E escreve: «Como nesses encontros, mais uma vez só posso expressar minha profunda vergonha, minha grande dor e meu sincero pedido de perdão a todas as vítimas de abuso sexual.  Tive grandes responsabilidades na Igreja Católica.  Maior é a minha dor pelos abusos e erros ocorridos durante o tempo do meu mandato nos respectivos lugares.  Cada caso de abuso sexual é terrível e irreparável.  Minha profunda compaixão vai para as vítimas de abuso sexual e lamento cada caso”.

E certamente é impressionante ler um pontífice emérito de quase 95 anos que reflete sobre a expressão “culpa muito grande”, como os fiéis confessam no início da Missa, e observa: “Todos os dias ele me pergunta se ainda hoje devo não fale de uma culpa muito grande.  E ele me diz consoladoramente que por maior que seja a minha culpa hoje, o Senhor me perdoa, se eu sinceramente me deixar examinar por ele e estiver realmente disposto a mudar a mim mesmo”.

O próprio Ratzinger, por outro lado, diz estar “profundamente impressionado” que um “descuido” dos colaboradores na memória defensiva “foi usado para duvidar da minha veracidade e até para me apresentar como mentiroso”.  Este não. 

Entre os casos em disputa, havia o de um padre, Peter Hullermann, hoje com 74 anos, que entre 1973 e 1996 abusou de pelo menos 23 meninos de 8 a 16 anos. 

Em 1980, Hullermann foi enviado da diocese de Essen a Munique com um diagnóstico de “transtorno narcísico básico com pedofilia e exibicionismo” para fazer psicoterapia, mas acabou trabalhando como assistente em uma paróquia. 

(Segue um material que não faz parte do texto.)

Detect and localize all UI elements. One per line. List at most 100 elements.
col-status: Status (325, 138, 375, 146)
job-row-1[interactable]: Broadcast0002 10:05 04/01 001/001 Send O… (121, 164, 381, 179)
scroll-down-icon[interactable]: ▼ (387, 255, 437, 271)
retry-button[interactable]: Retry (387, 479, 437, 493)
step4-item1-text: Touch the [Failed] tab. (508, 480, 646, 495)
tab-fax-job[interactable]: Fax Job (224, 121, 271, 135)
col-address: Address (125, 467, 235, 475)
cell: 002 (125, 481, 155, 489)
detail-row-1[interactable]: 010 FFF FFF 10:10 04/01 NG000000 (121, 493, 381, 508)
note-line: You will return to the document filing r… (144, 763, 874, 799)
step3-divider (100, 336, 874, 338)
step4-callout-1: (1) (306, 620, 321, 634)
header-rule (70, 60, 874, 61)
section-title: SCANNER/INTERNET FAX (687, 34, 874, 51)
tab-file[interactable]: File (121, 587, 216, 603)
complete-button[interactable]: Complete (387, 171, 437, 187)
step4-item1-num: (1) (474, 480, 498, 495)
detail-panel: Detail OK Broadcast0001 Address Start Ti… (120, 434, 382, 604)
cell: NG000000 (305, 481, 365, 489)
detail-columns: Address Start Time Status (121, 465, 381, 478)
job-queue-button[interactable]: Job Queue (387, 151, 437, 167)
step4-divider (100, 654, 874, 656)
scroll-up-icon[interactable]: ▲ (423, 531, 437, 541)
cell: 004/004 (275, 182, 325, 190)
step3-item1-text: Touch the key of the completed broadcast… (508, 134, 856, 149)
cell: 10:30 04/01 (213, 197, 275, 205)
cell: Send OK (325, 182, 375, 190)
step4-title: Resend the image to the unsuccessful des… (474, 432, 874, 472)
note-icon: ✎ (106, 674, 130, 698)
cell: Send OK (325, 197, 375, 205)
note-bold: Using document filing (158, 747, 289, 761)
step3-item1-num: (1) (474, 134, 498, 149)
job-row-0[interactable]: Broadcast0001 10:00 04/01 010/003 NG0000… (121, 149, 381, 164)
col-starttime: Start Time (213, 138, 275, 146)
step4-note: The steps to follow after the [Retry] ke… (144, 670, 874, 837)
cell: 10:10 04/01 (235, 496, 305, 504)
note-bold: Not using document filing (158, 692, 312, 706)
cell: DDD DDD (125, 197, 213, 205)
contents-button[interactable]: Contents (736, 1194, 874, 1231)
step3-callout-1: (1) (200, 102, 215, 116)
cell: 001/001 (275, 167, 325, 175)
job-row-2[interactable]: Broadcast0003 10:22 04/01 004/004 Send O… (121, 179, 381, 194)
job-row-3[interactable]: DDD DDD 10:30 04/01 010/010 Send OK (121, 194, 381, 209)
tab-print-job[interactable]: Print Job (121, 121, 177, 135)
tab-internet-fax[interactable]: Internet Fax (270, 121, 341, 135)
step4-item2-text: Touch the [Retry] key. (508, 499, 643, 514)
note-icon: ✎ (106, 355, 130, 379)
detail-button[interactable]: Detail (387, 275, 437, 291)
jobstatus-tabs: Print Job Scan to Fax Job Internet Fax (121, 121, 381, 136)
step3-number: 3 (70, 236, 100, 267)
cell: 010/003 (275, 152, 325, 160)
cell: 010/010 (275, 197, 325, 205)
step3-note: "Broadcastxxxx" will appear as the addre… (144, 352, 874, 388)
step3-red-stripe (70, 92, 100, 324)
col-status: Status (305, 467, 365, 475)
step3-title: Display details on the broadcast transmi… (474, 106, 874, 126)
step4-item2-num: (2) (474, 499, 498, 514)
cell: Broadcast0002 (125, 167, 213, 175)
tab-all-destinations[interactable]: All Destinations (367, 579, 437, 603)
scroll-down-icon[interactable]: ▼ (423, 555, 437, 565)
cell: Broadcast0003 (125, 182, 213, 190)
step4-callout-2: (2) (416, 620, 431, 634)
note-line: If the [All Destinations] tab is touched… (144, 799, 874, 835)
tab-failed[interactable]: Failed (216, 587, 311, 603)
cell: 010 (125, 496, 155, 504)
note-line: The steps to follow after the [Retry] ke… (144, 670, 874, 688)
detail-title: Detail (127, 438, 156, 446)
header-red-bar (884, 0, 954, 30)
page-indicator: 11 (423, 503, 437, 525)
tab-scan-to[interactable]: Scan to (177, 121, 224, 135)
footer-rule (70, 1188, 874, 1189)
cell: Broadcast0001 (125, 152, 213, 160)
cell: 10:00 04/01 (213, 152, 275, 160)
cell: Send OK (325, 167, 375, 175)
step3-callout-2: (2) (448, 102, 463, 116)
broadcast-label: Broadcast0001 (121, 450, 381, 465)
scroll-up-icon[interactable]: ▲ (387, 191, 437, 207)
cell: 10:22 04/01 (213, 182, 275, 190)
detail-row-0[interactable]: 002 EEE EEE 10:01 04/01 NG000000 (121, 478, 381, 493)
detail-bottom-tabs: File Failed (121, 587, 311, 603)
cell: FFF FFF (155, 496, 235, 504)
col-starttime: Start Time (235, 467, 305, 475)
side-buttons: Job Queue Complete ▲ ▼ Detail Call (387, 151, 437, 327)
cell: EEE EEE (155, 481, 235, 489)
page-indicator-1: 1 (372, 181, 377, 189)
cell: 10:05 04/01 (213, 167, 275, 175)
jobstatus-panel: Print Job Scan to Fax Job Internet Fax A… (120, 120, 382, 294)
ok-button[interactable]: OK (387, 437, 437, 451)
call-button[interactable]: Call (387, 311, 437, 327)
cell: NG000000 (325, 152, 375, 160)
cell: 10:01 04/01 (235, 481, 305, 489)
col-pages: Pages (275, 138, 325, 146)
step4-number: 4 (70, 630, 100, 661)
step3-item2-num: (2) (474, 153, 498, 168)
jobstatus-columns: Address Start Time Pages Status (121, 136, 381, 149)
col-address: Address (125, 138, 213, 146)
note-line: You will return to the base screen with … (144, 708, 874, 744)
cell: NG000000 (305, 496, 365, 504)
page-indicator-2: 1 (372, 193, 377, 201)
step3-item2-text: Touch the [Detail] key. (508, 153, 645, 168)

Os advogados que redigiram o relatório de Munique o citaram como exemplo da baixa credibilidade da defesa de Ratzinger: “Ele negou ter estado presente na reunião de 15 de janeiro de 1980 que decidiu a transferência, segundo o protocolo ele não estava ausente”. 

E, de fato, após a publicação do relatório, o Mosteiro Mater Ecclesiae, onde vive o Papa Emérito, admitiu “o erro” de que “não foi intencionalmente desejado e espero que seja desculpável”, escreve o próprio Ratzinger.

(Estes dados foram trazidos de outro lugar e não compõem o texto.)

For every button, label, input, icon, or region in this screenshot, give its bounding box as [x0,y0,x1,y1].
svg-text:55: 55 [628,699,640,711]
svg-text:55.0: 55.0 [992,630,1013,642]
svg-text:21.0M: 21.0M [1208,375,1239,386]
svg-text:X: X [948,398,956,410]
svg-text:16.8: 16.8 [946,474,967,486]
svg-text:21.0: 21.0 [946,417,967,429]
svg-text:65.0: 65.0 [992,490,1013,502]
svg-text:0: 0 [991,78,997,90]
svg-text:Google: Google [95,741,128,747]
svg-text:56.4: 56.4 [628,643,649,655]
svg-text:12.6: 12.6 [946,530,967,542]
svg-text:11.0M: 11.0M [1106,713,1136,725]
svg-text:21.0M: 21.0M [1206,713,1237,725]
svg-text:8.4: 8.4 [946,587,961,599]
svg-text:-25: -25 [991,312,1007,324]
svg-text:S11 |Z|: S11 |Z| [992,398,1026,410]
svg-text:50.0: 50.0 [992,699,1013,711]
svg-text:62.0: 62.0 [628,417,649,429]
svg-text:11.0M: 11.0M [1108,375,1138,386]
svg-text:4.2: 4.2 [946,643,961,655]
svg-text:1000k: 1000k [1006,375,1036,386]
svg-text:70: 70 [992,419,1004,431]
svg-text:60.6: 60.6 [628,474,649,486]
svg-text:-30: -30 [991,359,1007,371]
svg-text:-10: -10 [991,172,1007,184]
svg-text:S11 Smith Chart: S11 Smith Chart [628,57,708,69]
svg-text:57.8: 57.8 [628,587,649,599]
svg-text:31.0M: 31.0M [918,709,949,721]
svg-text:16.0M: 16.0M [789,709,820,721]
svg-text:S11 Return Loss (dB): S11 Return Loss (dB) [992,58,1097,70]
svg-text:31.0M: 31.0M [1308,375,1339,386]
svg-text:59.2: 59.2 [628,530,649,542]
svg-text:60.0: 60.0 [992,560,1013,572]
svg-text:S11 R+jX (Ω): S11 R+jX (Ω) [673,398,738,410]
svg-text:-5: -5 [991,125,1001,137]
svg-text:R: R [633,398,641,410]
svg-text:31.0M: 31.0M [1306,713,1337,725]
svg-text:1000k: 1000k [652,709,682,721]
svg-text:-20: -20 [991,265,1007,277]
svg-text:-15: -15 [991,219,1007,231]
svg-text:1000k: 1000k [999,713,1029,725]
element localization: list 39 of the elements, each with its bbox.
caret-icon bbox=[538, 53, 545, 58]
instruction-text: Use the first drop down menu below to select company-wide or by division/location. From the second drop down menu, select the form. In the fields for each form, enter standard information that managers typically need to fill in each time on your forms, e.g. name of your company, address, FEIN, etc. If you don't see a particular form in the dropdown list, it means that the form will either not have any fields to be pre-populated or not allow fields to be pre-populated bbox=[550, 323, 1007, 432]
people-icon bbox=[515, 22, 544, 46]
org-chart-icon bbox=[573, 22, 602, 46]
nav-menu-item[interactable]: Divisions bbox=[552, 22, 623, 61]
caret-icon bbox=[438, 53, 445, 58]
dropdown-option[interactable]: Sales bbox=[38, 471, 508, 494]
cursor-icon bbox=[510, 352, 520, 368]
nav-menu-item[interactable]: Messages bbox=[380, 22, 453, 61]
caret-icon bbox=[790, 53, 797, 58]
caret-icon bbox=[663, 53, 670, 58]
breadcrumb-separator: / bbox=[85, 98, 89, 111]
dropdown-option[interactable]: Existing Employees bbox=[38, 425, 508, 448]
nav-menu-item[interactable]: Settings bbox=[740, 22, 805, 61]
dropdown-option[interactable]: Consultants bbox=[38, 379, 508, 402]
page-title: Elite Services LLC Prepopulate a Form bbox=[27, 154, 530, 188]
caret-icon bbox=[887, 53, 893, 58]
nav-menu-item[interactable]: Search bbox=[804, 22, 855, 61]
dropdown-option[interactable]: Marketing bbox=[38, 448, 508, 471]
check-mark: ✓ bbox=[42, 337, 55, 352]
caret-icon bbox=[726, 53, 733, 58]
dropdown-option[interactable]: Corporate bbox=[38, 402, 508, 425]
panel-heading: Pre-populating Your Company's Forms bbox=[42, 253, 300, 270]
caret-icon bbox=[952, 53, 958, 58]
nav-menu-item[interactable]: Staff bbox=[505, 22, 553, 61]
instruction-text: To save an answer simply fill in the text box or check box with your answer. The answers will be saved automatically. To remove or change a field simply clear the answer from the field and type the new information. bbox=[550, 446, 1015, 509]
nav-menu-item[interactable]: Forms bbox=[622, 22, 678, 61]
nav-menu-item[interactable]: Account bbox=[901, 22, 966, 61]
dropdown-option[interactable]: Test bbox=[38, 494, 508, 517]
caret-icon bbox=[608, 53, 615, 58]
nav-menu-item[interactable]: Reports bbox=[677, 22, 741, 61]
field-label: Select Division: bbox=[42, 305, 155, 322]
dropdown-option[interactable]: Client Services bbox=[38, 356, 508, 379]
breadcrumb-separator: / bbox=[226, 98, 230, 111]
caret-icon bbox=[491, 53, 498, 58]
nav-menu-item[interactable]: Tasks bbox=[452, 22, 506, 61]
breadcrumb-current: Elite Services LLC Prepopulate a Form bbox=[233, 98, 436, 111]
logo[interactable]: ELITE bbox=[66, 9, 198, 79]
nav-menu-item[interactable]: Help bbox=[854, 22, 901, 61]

Mas isso, escrevem seus colaboradores, não muda o essencial: “Joseph Ratzinger, ao contrário do que afirmava no memorando elaborado em resposta aos especialistas, esteve presente na reunião do Ordinariato de 15 de janeiro de 1980, na qual o padre X estava presente.

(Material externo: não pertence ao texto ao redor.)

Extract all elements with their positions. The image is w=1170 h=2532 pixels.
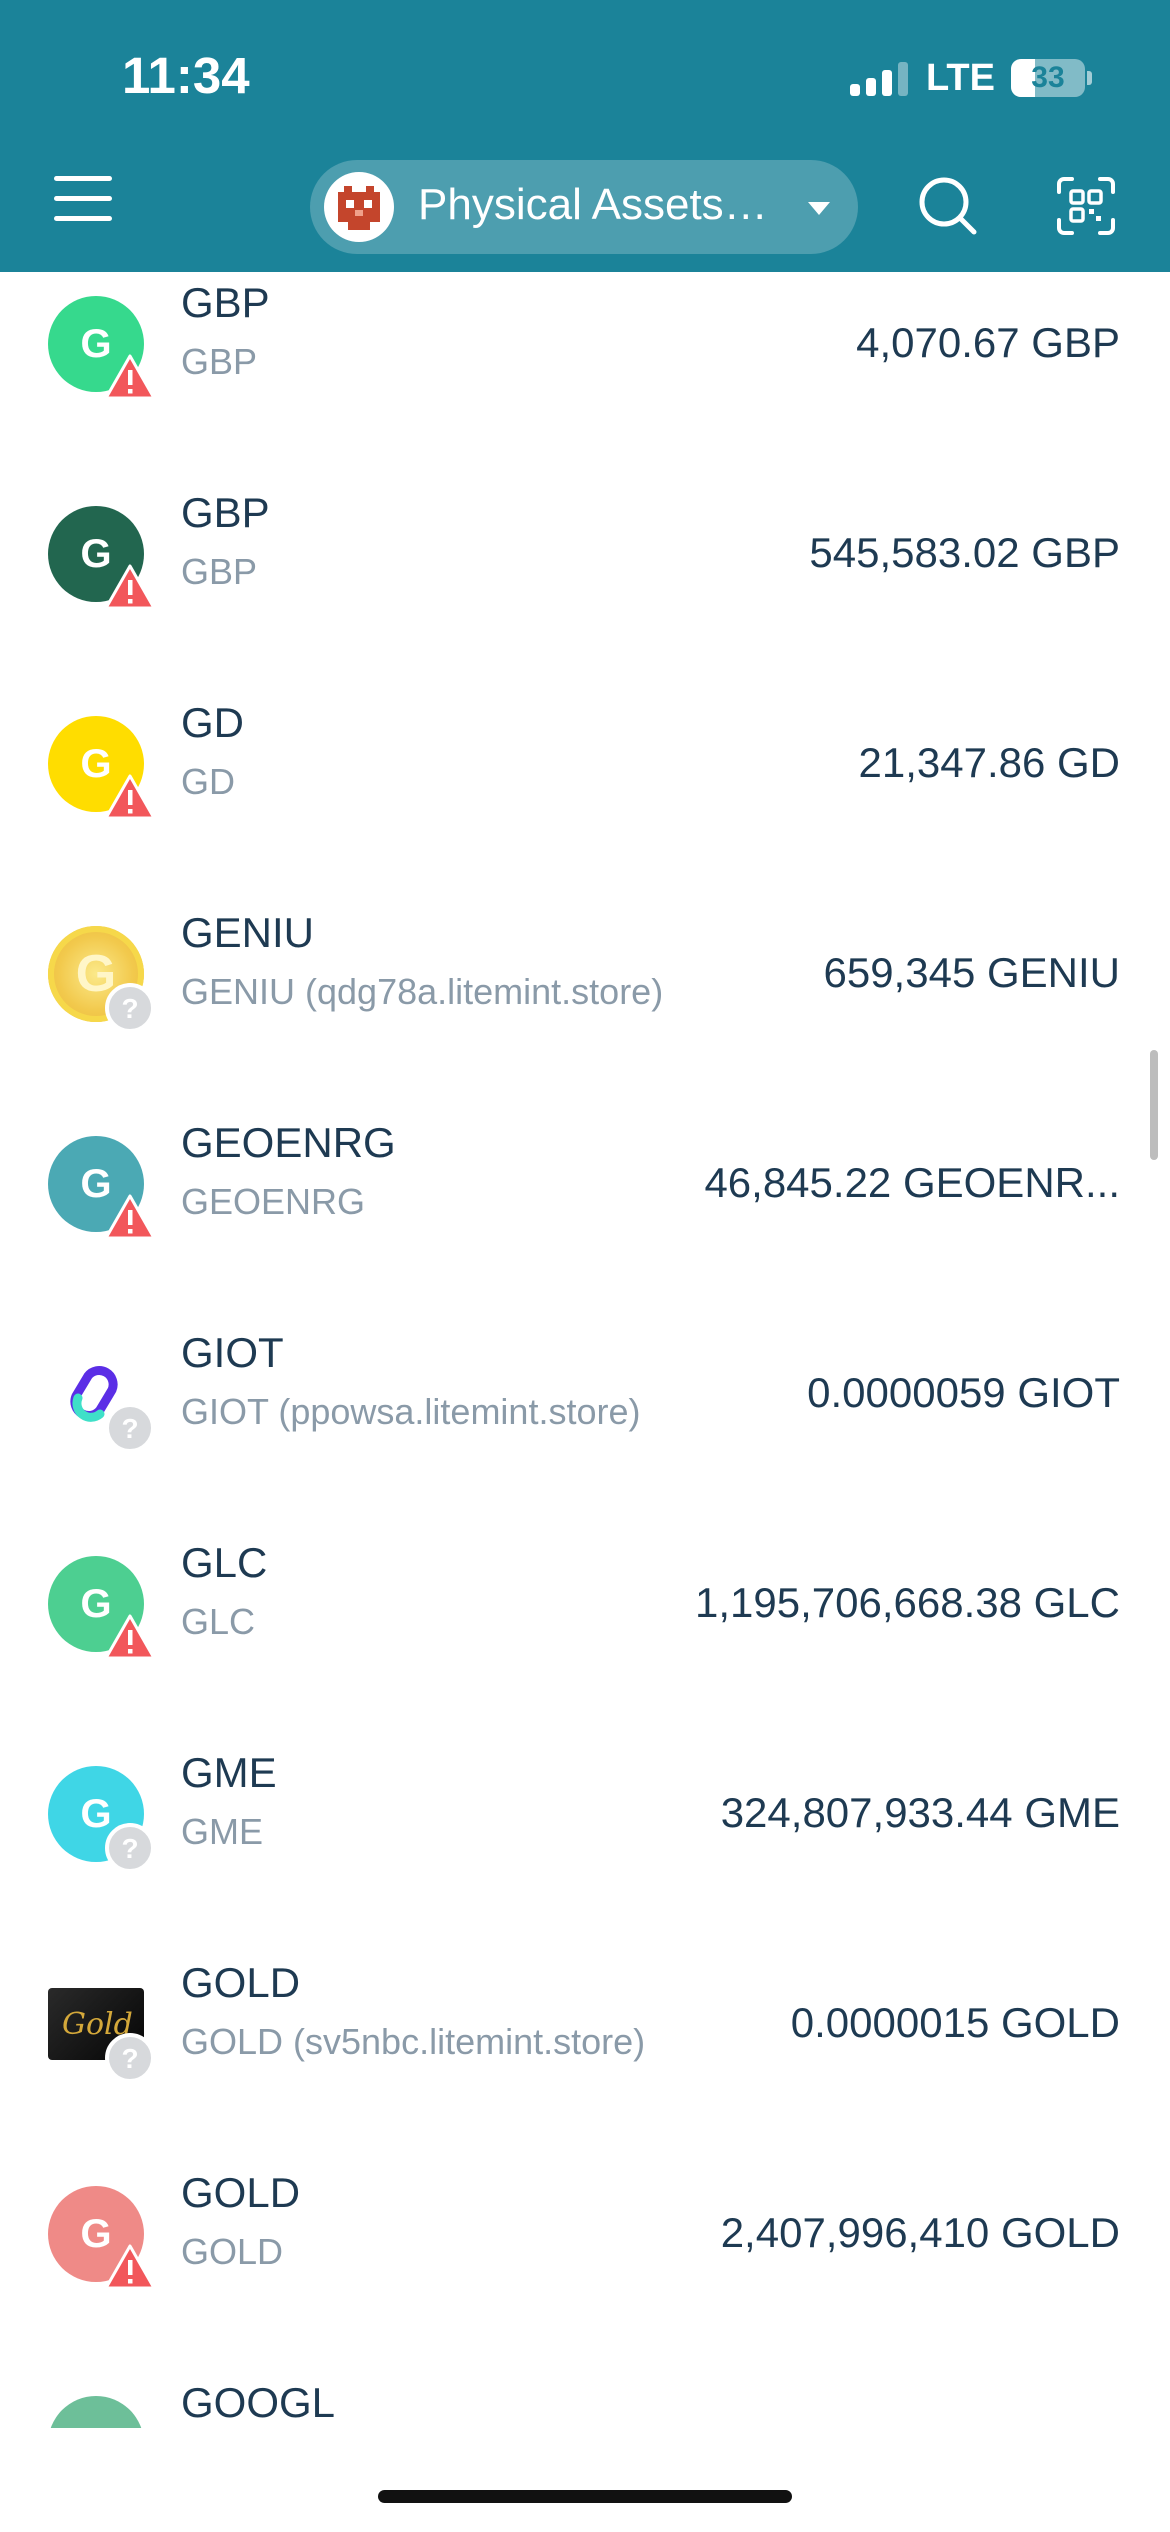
battery-tip: [1086, 71, 1092, 85]
asset-row[interactable]: ? GIOT GIOT (ppowsa.litemint.store) 0.00000…: [0, 1289, 1170, 1499]
asset-list: G GBP GBP 4,070.67 GBP G GBP GBP 545,583.02 GBP…: [0, 272, 1170, 2428]
asset-name: GOLD: [181, 1959, 301, 2006]
asset-row[interactable]: G GBP GBP 4,070.67 GBP: [0, 272, 1170, 449]
asset-row[interactable]: G GEOENRG GEOENRG 46,845.22 GEOENR...: [0, 1079, 1170, 1289]
asset-balance: 1,195,706,668.38 GLC: [694, 1579, 1120, 1626]
svg-text:?: ?: [121, 993, 138, 1024]
asset-subtitle: GBP: [181, 551, 258, 592]
asset-balance: 659,345 GENIU: [823, 949, 1120, 996]
asset-name: GBP: [181, 489, 270, 536]
asset-row[interactable]: G? GENIU GENIU (qdg78a.litemint.store) 659,…: [0, 869, 1170, 1079]
asset-subtitle: GEOENRG: [181, 1181, 366, 1222]
asset-balance: 46,845.22 GEOENR...: [704, 1159, 1120, 1206]
asset-row[interactable]: G? GME GME 324,807,933.44 GME: [0, 1709, 1170, 1919]
asset-name: GD: [181, 699, 244, 746]
battery-percent: 33: [1031, 61, 1065, 94]
top-header: 11:34 LTE 33 Physical Assets M: [0, 0, 1170, 272]
asset-row[interactable]: G GOLD GOLD 2,407,996,410 GOLD: [0, 2129, 1170, 2339]
asset-subtitle: GBP: [181, 341, 258, 382]
question-mark-icon: ?: [105, 2033, 155, 2083]
home-indicator: [378, 2490, 792, 2503]
account-selector[interactable]: Physical Assets Multisig Wallet: [310, 160, 858, 254]
asset-name: GOLD: [181, 2169, 301, 2216]
warning-icon: [104, 354, 156, 400]
asset-row[interactable]: Gold? GOLD GOLD (sv5nbc.litemint.store) 0.0…: [0, 1919, 1170, 2129]
asset-subtitle: GOLD (sv5nbc.litemint.store): [181, 2021, 646, 2062]
asset-icon: [48, 2396, 144, 2428]
asset-row[interactable]: G GLC GLC 1,195,706,668.38 GLC: [0, 1499, 1170, 1709]
network-type: LTE: [926, 56, 995, 99]
account-avatar-icon: [324, 172, 394, 242]
asset-row[interactable]: GOOGL: [0, 2339, 1170, 2428]
asset-balance: 545,583.02 GBP: [809, 529, 1120, 576]
warning-icon: [104, 1614, 156, 1660]
asset-subtitle: GLC: [181, 1601, 256, 1642]
caret-down-icon: [808, 202, 830, 215]
cellular-signal-icon: [850, 60, 908, 96]
question-mark-icon: ?: [105, 983, 155, 1033]
asset-name: GEOENRG: [181, 1119, 396, 1166]
asset-row[interactable]: G GBP GBP 545,583.02 GBP: [0, 449, 1170, 659]
asset-name: GIOT: [181, 1329, 284, 1376]
asset-name: GLC: [181, 1539, 268, 1586]
question-mark-icon: ?: [105, 1823, 155, 1873]
warning-icon: [104, 2244, 156, 2290]
svg-text:?: ?: [121, 2043, 138, 2074]
asset-name: GME: [181, 1749, 277, 1796]
asset-balance: 2,407,996,410 GOLD: [720, 2209, 1120, 2256]
asset-name: GENIU: [181, 909, 315, 956]
svg-text:?: ?: [121, 1413, 138, 1444]
asset-row[interactable]: G GD GD 21,347.86 GD: [0, 659, 1170, 869]
asset-balance: 0.0000059 GIOT: [807, 1369, 1120, 1416]
asset-balance: 0.0000015 GOLD: [790, 1999, 1120, 2046]
account-name: Physical Assets Multisig Wallet: [418, 180, 778, 229]
battery-icon: 33: [1010, 59, 1085, 97]
asset-balance: 4,070.67 GBP: [856, 319, 1120, 366]
status-time: 11:34: [122, 47, 250, 104]
asset-subtitle: GOLD: [181, 2231, 284, 2272]
asset-subtitle: GENIU (qdg78a.litemint.store): [181, 971, 664, 1012]
asset-subtitle: GME: [181, 1811, 264, 1852]
asset-balance: 21,347.86 GD: [858, 739, 1120, 786]
svg-text:?: ?: [121, 1833, 138, 1864]
status-indicators: LTE 33: [850, 56, 1092, 100]
hamburger-menu-icon[interactable]: [54, 176, 112, 228]
asset-name: GBP: [181, 279, 270, 326]
warning-icon: [104, 564, 156, 610]
qr-scan-icon[interactable]: [1056, 176, 1116, 236]
asset-name: GOOGL: [181, 2379, 336, 2426]
question-mark-icon: ?: [105, 1403, 155, 1453]
asset-subtitle: GD: [181, 761, 235, 802]
asset-subtitle: GIOT (ppowsa.litemint.store): [181, 1391, 641, 1432]
search-icon[interactable]: [918, 176, 978, 236]
scrollbar[interactable]: [1150, 1050, 1158, 1160]
asset-balance: 324,807,933.44 GME: [720, 1789, 1120, 1836]
warning-icon: [104, 1194, 156, 1240]
warning-icon: [104, 774, 156, 820]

Argumenta-se que o Cardeal Ratzinger teria empregado este padre na atividade pastoral, apesar de estar ciente dos abusos que cometeu, e com isso teria encoberto seus abusos sexuais”. 

Mas isso não é verdade, eles escrevem: “Joseph Ratzinger não estava ciente do fato de que o padre X era um abusador, ou que ele estava incluído na atividade pastoral.

Os documentos mostram que na reunião do Ordinariato de 15 de janeiro de 1980 não foi decidido o uso do sacerdote X para uma atividade pastoral.  Os registros também mostram que na reunião em questão não se tratava do fato de o padre ter cometido abuso sexual. 

Tratava-se exclusivamente da acomodação do jovem padre X em Munique, porque lá ele teve que fazer terapia.  Este pedido foi atendido.  O motivo da terapia não foi mencionado durante a reunião.  Na reunião, portanto, não foi decidido empregar o abusador em nenhuma atividade pastoral”.